Copy Text From Multiple PDF Into a New Numbers Spreadsheet

HMayes · April 2, 2021, 6:32pm

Hi Folks,

I did some digging in search to get me started but came up empty. Here's what I'd like to do:

Click on a folder containing an unknown number of PDF files. Each PDF file is exactly the same layout (invoices from a subcontractor).
Activate a macro to copy specific information into a set of rows (one per PDF file) in numbers. Just client name, and invoice total.
Bonus if we can automatically sum the invoice amounts in numbers.

I don't even know where to start with this macro. I've not done file "handling" before and I have no idea if what I'm asking is even possible. If anyone has ideas or can point me in a direction to start messing around with this I would greatly appreciate it.

Here is some sample data. A spreadsheet and an example invoice.

Sample Data.zip (145.0 KB)

Kindly,
Hal

HMayes · April 6, 2021, 3:24pm

Well what do you think folks? Is this outside the capabilities of KM?

tiffle · April 6, 2021, 3:55pm

I had a look at the sample pdf you provided and I see it is nothing more than a scanned document - so to extract the data you'll need to use OCR on it, rather than something like Tabula.

KM does provide some OCR capability (see https://wiki.keyboardmaestro.com/action/OCR_Image) but that's going to be messy and not necessarily accurate in a repeatable way.

During the scanning of the invoices can you also OCR the scan and save it in the pdf?

Maybe someone else has an idea?

HMayes · April 6, 2021, 5:23pm

Hi Tiffle, thanks for responding! Not sure why that's showing as a scanned PDF for you. These are absolutely not scanned. I can select text no problem. I even used the "redact" feature to select text and remove personal identifying info before posting. Here is a screen cap of this:

I don't know if this will work, but here is a direct link to the PDF from my dropbox: https://www.dropbox.com/s/vdk1jxk7lar9wnc/pdf-example.pdf?dl=0

tiffle · April 6, 2021, 5:58pm

Well, yes - you can select text but what can you do with it.

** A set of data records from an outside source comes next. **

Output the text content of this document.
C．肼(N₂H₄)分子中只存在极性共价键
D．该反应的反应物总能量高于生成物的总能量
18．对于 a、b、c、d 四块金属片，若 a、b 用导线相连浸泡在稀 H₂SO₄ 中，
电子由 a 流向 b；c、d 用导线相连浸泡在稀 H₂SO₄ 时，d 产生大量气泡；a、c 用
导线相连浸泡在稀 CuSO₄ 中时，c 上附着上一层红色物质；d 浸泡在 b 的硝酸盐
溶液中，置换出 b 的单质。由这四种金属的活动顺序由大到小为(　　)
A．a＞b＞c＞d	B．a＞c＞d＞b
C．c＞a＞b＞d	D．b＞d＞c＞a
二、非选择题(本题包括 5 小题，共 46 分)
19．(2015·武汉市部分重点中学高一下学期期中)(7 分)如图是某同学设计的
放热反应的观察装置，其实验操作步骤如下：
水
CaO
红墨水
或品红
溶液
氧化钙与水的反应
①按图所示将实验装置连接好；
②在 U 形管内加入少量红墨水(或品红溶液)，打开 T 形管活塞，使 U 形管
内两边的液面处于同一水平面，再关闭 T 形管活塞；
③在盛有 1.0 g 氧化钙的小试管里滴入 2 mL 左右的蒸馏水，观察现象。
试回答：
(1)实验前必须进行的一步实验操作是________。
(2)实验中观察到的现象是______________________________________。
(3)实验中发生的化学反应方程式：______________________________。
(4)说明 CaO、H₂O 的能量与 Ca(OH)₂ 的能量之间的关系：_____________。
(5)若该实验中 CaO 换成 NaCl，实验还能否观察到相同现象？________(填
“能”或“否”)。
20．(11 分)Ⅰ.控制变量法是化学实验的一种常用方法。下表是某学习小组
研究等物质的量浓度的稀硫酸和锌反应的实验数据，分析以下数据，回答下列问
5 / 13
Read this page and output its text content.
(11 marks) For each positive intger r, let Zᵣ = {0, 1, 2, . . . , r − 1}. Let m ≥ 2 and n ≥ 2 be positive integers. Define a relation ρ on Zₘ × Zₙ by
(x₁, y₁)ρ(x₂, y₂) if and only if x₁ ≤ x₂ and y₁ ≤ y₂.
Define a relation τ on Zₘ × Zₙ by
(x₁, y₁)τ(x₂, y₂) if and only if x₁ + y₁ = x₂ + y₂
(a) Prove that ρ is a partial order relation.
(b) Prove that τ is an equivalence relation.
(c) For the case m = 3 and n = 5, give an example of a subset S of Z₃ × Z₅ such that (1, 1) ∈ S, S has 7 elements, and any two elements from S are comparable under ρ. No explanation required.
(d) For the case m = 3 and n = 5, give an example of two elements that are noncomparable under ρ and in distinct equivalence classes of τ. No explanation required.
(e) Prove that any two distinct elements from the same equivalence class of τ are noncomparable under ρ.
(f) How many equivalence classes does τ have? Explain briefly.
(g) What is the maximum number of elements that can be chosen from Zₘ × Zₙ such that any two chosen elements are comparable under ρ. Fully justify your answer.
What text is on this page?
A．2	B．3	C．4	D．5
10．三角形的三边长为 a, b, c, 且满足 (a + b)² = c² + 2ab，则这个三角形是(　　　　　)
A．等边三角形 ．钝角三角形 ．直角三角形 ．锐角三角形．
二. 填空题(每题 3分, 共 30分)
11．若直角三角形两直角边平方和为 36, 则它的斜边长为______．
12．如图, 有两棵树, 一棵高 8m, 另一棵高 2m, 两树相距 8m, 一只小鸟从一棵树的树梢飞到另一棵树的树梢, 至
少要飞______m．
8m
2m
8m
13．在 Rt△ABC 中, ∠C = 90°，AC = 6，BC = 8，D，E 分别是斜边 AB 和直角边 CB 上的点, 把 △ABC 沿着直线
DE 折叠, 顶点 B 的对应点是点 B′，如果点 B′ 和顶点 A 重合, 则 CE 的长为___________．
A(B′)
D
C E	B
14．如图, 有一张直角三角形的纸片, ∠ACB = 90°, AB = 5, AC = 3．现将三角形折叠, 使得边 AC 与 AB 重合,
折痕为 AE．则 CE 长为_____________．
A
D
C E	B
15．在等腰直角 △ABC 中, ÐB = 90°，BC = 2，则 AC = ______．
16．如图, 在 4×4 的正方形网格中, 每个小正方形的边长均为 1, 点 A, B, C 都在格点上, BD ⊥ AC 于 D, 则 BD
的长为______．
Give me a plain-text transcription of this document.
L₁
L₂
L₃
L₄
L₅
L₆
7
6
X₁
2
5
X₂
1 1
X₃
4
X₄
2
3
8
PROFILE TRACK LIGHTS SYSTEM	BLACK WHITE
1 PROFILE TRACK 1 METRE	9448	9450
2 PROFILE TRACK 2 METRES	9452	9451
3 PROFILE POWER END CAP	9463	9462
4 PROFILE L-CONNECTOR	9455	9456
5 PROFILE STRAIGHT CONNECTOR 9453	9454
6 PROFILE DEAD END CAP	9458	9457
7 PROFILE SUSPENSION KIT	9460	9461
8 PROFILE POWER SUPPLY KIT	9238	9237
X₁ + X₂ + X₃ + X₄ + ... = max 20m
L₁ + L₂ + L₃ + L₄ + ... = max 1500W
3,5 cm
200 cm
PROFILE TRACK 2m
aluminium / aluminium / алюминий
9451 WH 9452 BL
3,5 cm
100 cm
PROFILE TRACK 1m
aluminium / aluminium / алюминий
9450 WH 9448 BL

As an illustration, I've selected some text from your pdf:
KM 0 2021-04-06_18-49-54

and then copied and pasted into TextEdit with this result:

KM 1 2021-04-06_18-51-08

So you can see that a simple copy/paste won't work. I thought your pdf was a scanned document because that's what Tabula told me when I tried to process it.

Maybe there are other data extraction tools available, but I'm not sure KM can do it for you single-handedly.

There may well be someone here who can point out the error of my ways and be more helpful than me!!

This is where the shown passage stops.